Si vous disposez de temps, descendez vers le pont génois local accroché à des rochers en contrebas depuis le 15è siècle. Celui-ci marque la voie qui reliait autrefois Asco au Niolo.

 

INFOS PRATIQUES :

  • A Ponte-Leccia, le pont génois se trouve au niveau d'un rond-point proche d'une station-service. Un parking est accessible sur votre droite et face à cette station, lorsque vous venez de Corte. Quant au site de la mairie, il est commun aux deux communes Ponte-Leccia et Morosaglia :http://www.morosaglia.corsica/fr/
  • Chapelle romane Saint Thomas : accès par la D15A (entre Ponte Novu et Castello di Rostino) via une petite route mentionnant sur un panneau CC Clla Santumasgio. En cas de fermeture de la chapelle, s'adresser à la mairie au 04 95 38 70 34 ou au 06 88 89 10 53. Aller jusqu'à la fin de cette route et la chapelle se trouve à l'intérieur d'un petit cimetière.

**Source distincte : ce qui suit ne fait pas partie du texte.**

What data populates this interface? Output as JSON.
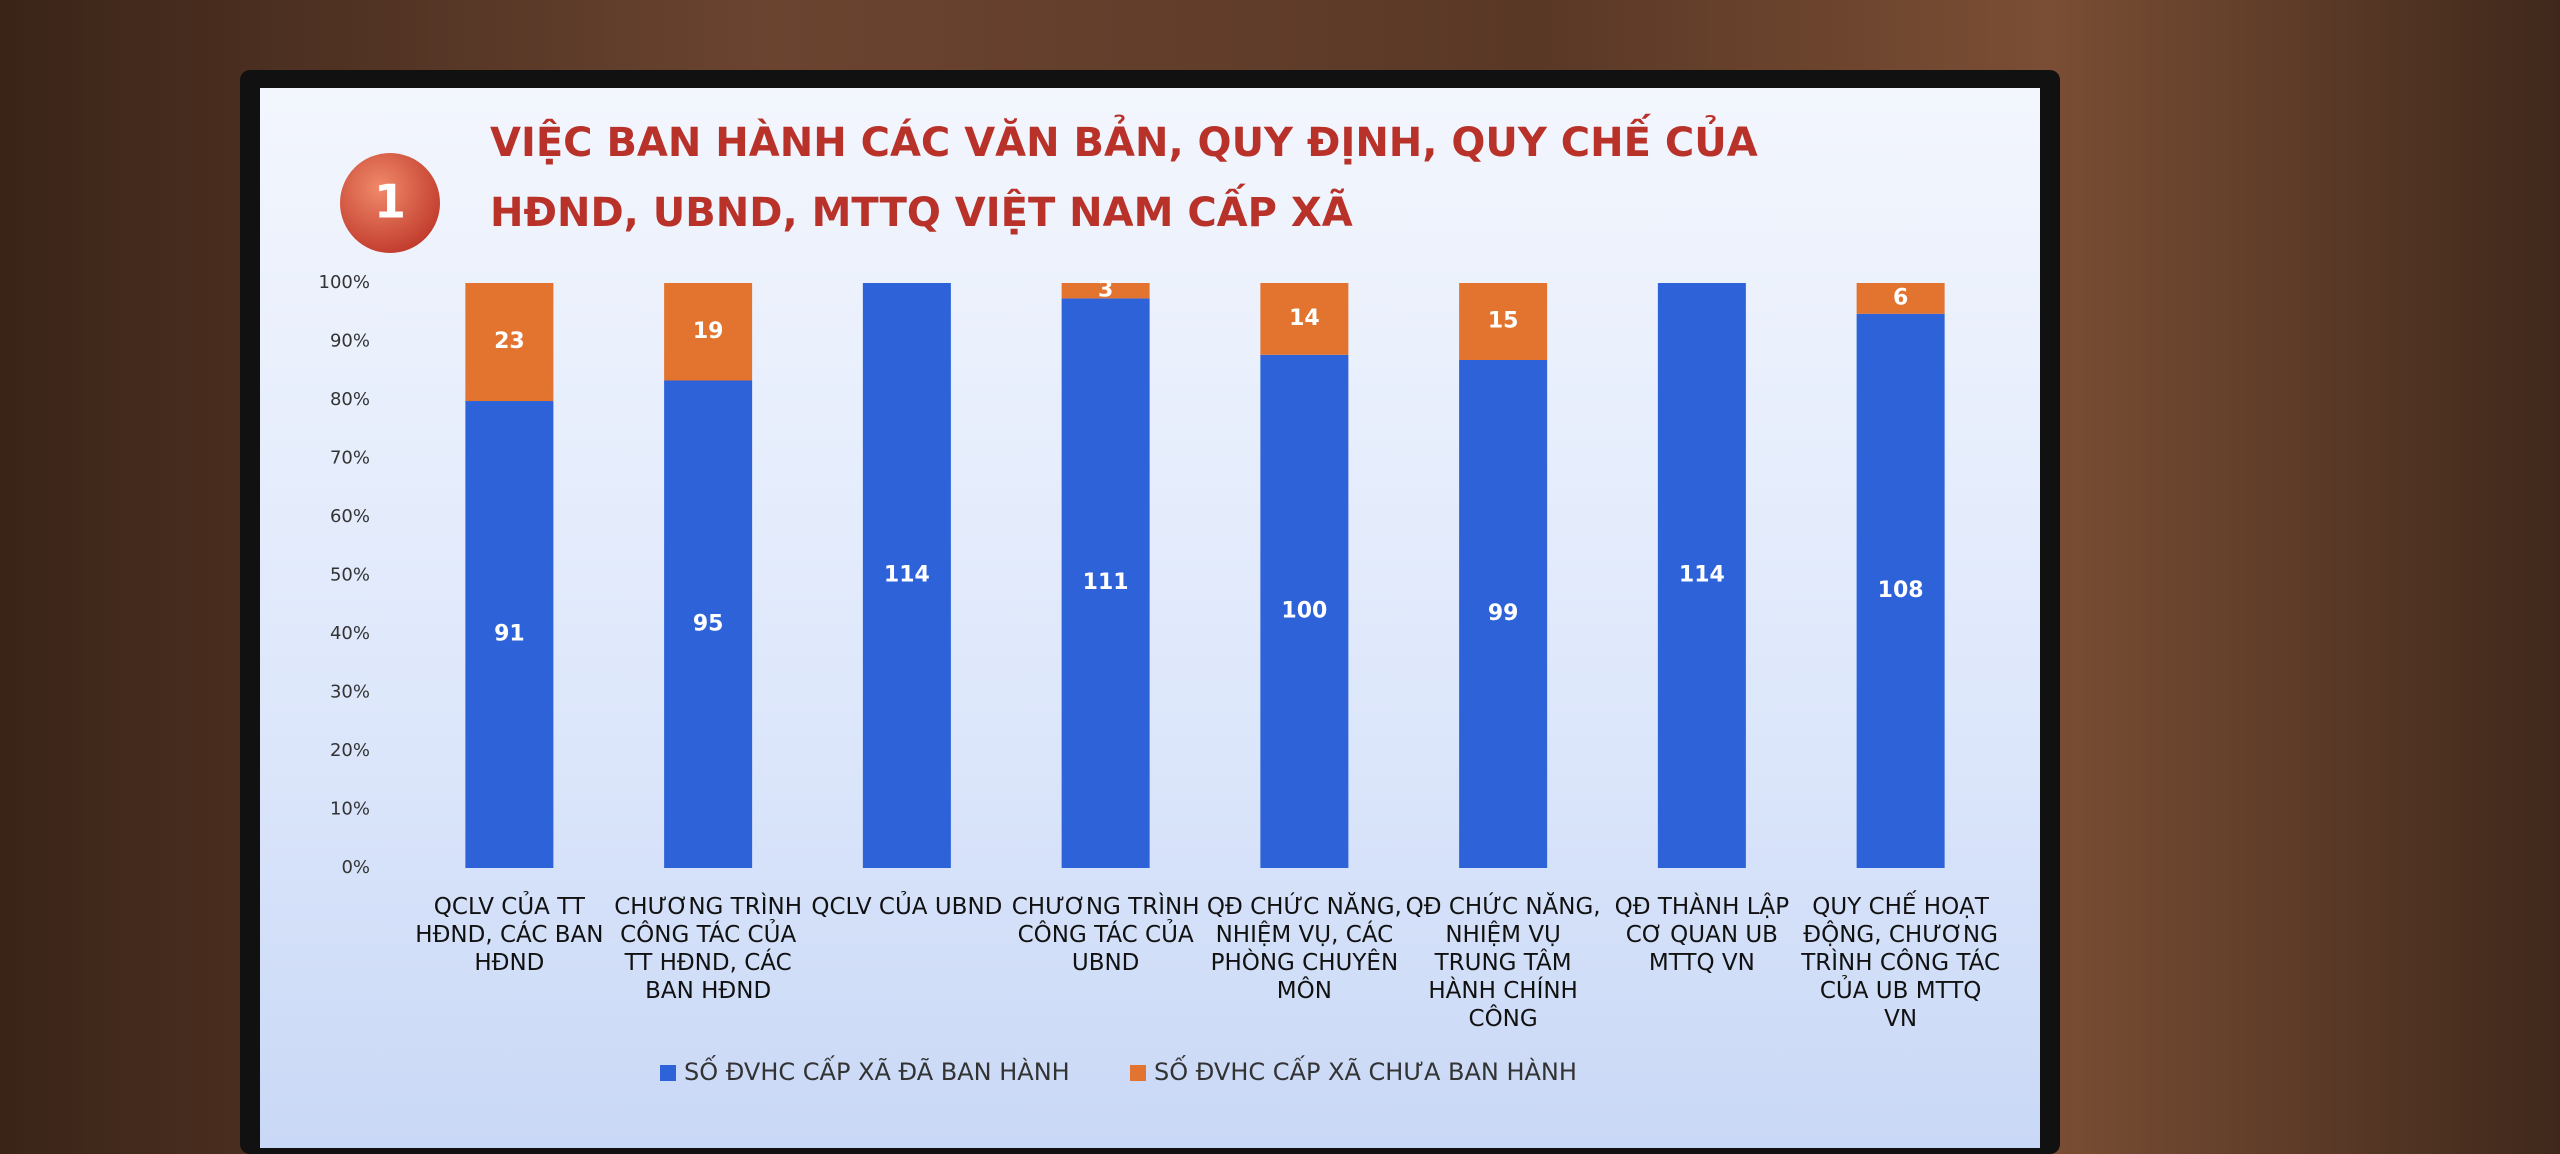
{
  "chart_data": {
    "type": "bar",
    "stacked": true,
    "normalized": true,
    "badge": "1",
    "title": "VIỆC BAN HÀNH CÁC VĂN BẢN, QUY ĐỊNH, QUY CHẾ CỦA HĐND, UBND, MTTQ VIỆT NAM CẤP XÃ",
    "categories": [
      "QCLV CỦA TT HĐND, CÁC BAN HĐND",
      "CHƯƠNG TRÌNH CÔNG TÁC CỦA TT HĐND, CÁC BAN HĐND",
      "QCLV CỦA UBND",
      "CHƯƠNG TRÌNH CÔNG TÁC CỦA UBND",
      "QĐ CHỨC NĂNG, NHIỆM VỤ, CÁC PHÒNG CHUYÊN MÔN",
      "QĐ CHỨC NĂNG, NHIỆM VỤ TRUNG TÂM HÀNH CHÍNH CÔNG",
      "QĐ THÀNH LẬP CƠ QUAN UB MTTQ VN",
      "QUY CHẾ HOẠT ĐỘNG, CHƯƠNG TRÌNH CÔNG TÁC CỦA UB MTTQ VN"
    ],
    "series": [
      {
        "name": "SỐ ĐVHC CẤP XÃ ĐÃ BAN HÀNH",
        "color": "#2e62d9",
        "values": [
          91,
          95,
          114,
          111,
          100,
          99,
          114,
          108
        ]
      },
      {
        "name": "SỐ ĐVHC CẤP XÃ CHƯA BAN HÀNH",
        "color": "#e2742f",
        "values": [
          23,
          19,
          0,
          3,
          14,
          15,
          0,
          6
        ]
      }
    ],
    "ylim": [
      0,
      100
    ],
    "yticks": [
      {
        "value": 0,
        "label": "0%"
      },
      {
        "value": 10,
        "label": "10%"
      },
      {
        "value": 20,
        "label": "20%"
      },
      {
        "value": 30,
        "label": "30%"
      },
      {
        "value": 40,
        "label": "40%"
      },
      {
        "value": 50,
        "label": "50%"
      },
      {
        "value": 60,
        "label": "60%"
      },
      {
        "value": 70,
        "label": "70%"
      },
      {
        "value": 80,
        "label": "80%"
      },
      {
        "value": 90,
        "label": "90%"
      },
      {
        "value": 100,
        "label": "100%"
      }
    ],
    "grid": false,
    "legend": "bottom"
  }
}
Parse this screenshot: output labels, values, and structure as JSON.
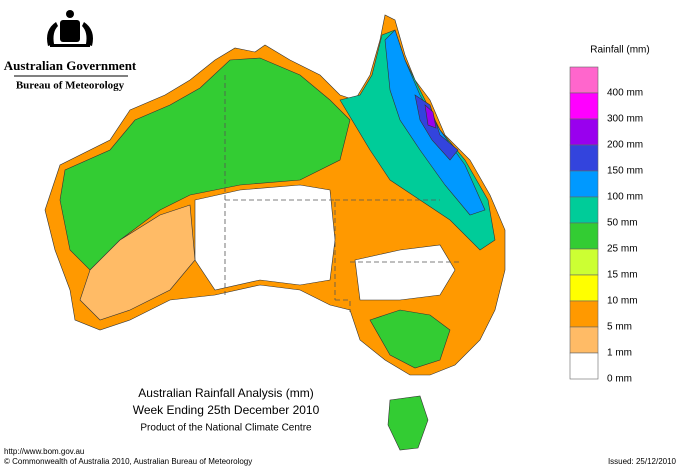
{
  "header": {
    "government": "Australian Government",
    "agency": "Bureau of Meteorology"
  },
  "legend": {
    "title": "Rainfall (mm)",
    "items": [
      {
        "label": "400 mm",
        "color": "#ff66cc"
      },
      {
        "label": "300 mm",
        "color": "#ff00ff"
      },
      {
        "label": "200 mm",
        "color": "#9900ee"
      },
      {
        "label": "150 mm",
        "color": "#3344dd"
      },
      {
        "label": "100 mm",
        "color": "#0099ff"
      },
      {
        "label": "50 mm",
        "color": "#00cc99"
      },
      {
        "label": "25 mm",
        "color": "#33cc33"
      },
      {
        "label": "15 mm",
        "color": "#ccff33"
      },
      {
        "label": "10 mm",
        "color": "#ffff00"
      },
      {
        "label": "5 mm",
        "color": "#ff9900"
      },
      {
        "label": "1 mm",
        "color": "#ffbb66"
      },
      {
        "label": "0 mm",
        "color": "#ffffff"
      }
    ]
  },
  "map": {
    "title": "Australian Rainfall Analysis (mm)",
    "subtitle": "Week Ending 25th December 2010",
    "credit": "Product of the National Climate Centre"
  },
  "footer": {
    "url": "http://www.bom.gov.au",
    "copyright": "© Commonwealth of Australia 2010, Australian Bureau of Meteorology",
    "issued": "Issued: 25/12/2010"
  }
}
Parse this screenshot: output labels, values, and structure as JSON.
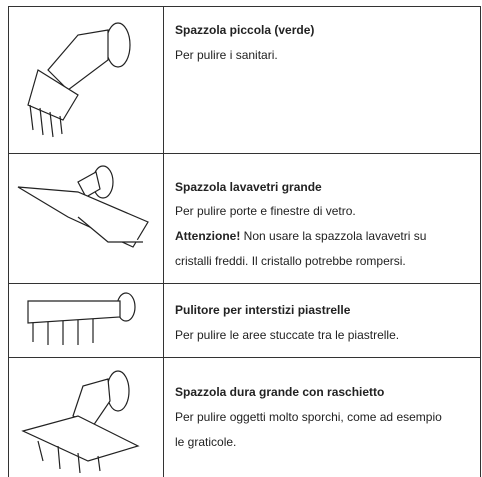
{
  "rows": [
    {
      "title": "Spazzola piccola (verde)",
      "lines": [
        "Per pulire i sanitari."
      ]
    },
    {
      "title": "Spazzola lavavetri grande",
      "lines": [
        "Per pulire porte e finestre di vetro."
      ],
      "warning": {
        "label": "Attenzione!",
        "lines": [
          "Non usare la spazzola lavavetri su",
          "cristalli freddi. Il cristallo potrebbe rompersi."
        ]
      }
    },
    {
      "title": "Pulitore per interstizi piastrelle",
      "lines": [
        "Per pulire le aree stuccate tra le piastrelle."
      ]
    },
    {
      "title": "Spazzola dura grande con raschietto",
      "lines": [
        "Per pulire oggetti molto sporchi, come ad esempio",
        "le graticole."
      ]
    }
  ]
}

  • Boulangerie A Memoria, à Ponte Novu, ouverte tous les jours de 6h30 à 19h30. L'exposition Pascal Paoli se trouve dans une salle adjacente à la boutique. Daniel Casanova (l'époux de la boulangère) est guide conférencier et propose aux touristes des visites historiques autour de Pascal Paoli (Tél : 06 72 81 18 56 et david.casanova@orange.fr)

  • Le village imaginaire Carriolu est visible à l'extrémité du pont routier, sur la gauche (lorsqu'on arrive de Ponte-Leccia).

  • Miellerie d'Asco, 1 rue Poggiola, à Asco. Tél : 06 47 50 06 71. Tous les jours du 1er avril au 15 octobre de 8h00 à 19h00 (http://www.miel-corse-asco-guidoni.net/)

  • Le Petit Restaurant de la Miellerie, 1, rue Poggiola, à Asco. Tél : 06 08 68 55 95. Ouvert tous les jours, du 1er avril au 30 septembre, de 8h00 à 19h30.